The author needn't have worried about my interest in a sequel. I was hooked on the pumpkin muffins way back in Part I.

Book Review: Boring
Summary: 1 Stars

I am a big Anita Blake fan. When this book was mentioned as being in the same league with Anita, I gave it a try, hoping to find another heroine who could stand up toe to toe with the big boys and come out a clear winner.
Instead I found a story so buried in prose and deviations from the story line that I had to force myself after Part One to continue to read the story, hoping there was some good to come out of it. Instead, I found a story so boring and so convoluted with unnecessary backtracking that I found I could skip pages and not miss a beat on the main story line.
The final epic battle is so vague and muddied up that I'm still not clear on what happened. It was like trying to watch a war movie on TV through a fogged up shower door, you got a sense of what was happening but nothing clear or definite ever emerged.
If you are an Anita Blake fan, don't bother with this book.

Book Review: Boring, Slow Read
Summary: 2 Stars

It was okay but for me it had way too much detail. I was so confused sometimes about what sunshine was talking about or who was talking for that matter. Also, I didn't finish the book. That is very unusual for me because I always finish the book I am reading unless it is just not interesting. I would have to say this book just wasn't holding my interest. I am sure this author is awesome but this book was nothing like I expected. It was too slow and not very exciting. For a very good vampire read, try Charlaine Harris's series. Those books are awesome. I can't wait until the next one comes out.

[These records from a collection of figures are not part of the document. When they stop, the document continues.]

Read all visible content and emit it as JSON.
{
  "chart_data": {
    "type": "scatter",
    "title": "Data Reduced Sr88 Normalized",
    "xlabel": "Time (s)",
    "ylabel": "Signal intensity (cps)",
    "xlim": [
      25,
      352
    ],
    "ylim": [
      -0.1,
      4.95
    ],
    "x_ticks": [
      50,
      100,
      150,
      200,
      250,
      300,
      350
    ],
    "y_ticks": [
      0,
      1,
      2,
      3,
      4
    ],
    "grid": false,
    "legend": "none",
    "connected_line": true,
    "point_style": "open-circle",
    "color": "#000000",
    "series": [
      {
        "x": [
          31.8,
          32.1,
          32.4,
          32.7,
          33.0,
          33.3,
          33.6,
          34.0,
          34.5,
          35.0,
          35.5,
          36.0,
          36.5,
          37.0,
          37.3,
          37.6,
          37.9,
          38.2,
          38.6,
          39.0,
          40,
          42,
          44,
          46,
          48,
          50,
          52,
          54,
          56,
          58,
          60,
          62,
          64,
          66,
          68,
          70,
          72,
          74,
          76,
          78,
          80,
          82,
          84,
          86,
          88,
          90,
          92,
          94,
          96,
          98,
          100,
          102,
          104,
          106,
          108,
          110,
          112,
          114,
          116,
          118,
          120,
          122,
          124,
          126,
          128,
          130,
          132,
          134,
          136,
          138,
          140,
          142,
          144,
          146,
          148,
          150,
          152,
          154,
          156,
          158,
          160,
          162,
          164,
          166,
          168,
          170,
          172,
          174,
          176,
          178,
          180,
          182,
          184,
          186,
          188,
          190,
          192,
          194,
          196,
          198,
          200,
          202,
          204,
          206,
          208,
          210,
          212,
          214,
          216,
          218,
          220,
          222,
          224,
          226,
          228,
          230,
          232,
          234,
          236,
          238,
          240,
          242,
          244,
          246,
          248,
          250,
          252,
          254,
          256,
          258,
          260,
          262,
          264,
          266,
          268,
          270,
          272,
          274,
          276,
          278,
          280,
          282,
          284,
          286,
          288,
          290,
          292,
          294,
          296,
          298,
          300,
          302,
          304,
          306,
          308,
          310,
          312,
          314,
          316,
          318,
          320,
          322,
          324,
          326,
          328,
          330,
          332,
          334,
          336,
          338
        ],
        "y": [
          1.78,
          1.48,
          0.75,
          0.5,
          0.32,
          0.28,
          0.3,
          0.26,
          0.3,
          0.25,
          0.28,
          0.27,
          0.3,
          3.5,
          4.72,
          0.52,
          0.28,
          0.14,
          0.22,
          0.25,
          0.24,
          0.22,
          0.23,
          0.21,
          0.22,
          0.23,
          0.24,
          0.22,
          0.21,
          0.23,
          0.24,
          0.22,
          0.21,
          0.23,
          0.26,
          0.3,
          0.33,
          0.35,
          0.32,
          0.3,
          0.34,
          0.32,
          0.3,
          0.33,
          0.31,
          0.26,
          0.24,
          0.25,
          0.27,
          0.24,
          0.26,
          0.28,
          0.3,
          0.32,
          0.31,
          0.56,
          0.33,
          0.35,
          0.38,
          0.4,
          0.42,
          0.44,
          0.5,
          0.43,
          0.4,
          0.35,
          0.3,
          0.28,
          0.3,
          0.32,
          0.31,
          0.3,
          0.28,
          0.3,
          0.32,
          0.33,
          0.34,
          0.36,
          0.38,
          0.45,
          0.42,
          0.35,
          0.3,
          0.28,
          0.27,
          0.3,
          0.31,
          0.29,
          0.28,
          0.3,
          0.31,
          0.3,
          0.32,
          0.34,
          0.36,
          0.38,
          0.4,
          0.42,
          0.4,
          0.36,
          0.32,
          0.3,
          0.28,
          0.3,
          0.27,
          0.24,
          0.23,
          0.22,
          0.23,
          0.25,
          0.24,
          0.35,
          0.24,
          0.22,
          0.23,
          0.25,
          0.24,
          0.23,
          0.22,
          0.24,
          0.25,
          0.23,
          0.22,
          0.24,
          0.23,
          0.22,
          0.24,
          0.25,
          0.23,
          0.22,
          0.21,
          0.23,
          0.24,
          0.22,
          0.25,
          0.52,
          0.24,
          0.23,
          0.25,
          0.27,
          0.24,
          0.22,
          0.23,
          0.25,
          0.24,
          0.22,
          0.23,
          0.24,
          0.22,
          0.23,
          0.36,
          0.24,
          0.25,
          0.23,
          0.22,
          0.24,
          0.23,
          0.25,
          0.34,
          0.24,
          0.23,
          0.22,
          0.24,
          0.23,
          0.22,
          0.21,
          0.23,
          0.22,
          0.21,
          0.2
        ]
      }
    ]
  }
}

Book Review: Burn the Money
Summary: 1 Stars

This was my first crack at a Robin McKinley novel, so I'm a virgin here. I'd heard all the hype about the writer and how she's the second coming of YA Christ, so I was expecting major, smooth fiction.

This book is basically Robin McKinley trying to cash in on Laurell K. Hamilton by cloning Anita Blake but doing so in a nice, church lady semi-YA format. She fumbles like a fifteen year old at his first drive-thru and most of the time, she loses what grip she has on the story.

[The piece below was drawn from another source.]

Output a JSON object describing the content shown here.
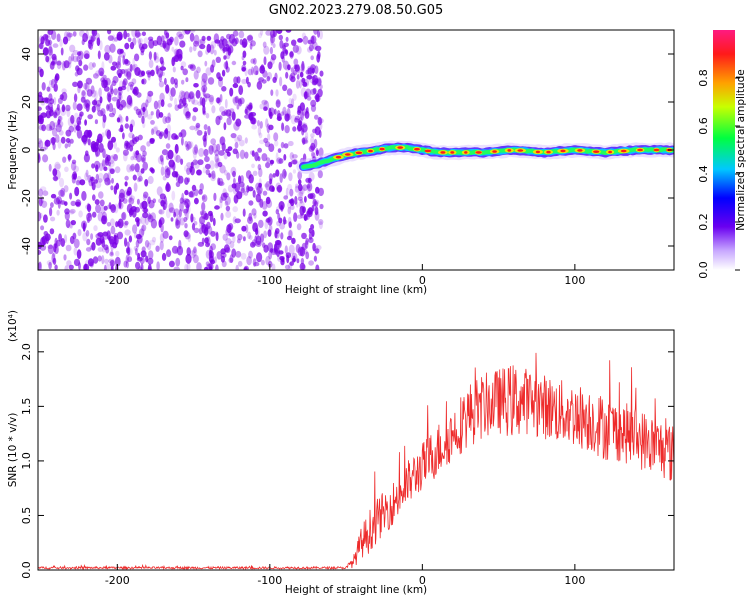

I can tell you on what page she starts fumbling: twelve, when she begins an onerous infodump about her alternate universe Earth, where vamps and all kinds of nasties are real and there's even been a war with them. Pay attention, because the baddies are whisked on and off so fast you'll miss them if you blink. As for her universe, no follow-through. You could call it Boring Vamp Universe and By God you're going to hear every detail of anything but the good stuff in it. Huge mistake and she repeats it throughout the book.

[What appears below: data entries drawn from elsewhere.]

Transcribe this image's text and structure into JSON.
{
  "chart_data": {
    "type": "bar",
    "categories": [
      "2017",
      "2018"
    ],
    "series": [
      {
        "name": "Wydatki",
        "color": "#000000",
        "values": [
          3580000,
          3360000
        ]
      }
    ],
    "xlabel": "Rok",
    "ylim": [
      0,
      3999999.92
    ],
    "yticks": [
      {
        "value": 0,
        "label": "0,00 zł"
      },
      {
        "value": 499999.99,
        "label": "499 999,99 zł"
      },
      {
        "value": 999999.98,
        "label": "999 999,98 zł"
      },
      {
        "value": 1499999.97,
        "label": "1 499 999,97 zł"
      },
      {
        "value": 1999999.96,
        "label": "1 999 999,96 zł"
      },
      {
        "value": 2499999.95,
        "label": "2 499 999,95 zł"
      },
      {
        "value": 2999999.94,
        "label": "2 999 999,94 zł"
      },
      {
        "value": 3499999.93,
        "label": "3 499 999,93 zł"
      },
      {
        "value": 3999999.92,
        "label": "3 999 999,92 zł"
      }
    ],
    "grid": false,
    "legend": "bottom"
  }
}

The premise: Sunshine is a baker with a lousy job, a quirky family, and (of course) a latent talent. She gets caught by a group of scary vamps who chain her in an abandoned house within arm's reach of an uber-scary, starved vampire (also held hostage) and leave her there to be kibble and bits. Sounds great, right? How could you screw this up? Let Robin McKinley write the book, that's how.

Sunshine is the worst kind of Hamilton imitator, because McKinley is afraid of everything: violence, gore, sex, and her own much-lauded talent. So she avoids them as much as possible, and as a result the prose drags, the characters are laughably 2-D and the action is slower than a tortoise with a hangover. Of particular offense, the (count 'em) two possible sex scenes are so ruined by the author that I have vowed never to waste another buck on this uptight woman.

Bend the Reads recommends you burn the $23.95 it would cost to buy this book, because that's the only way you'll get anything out of it.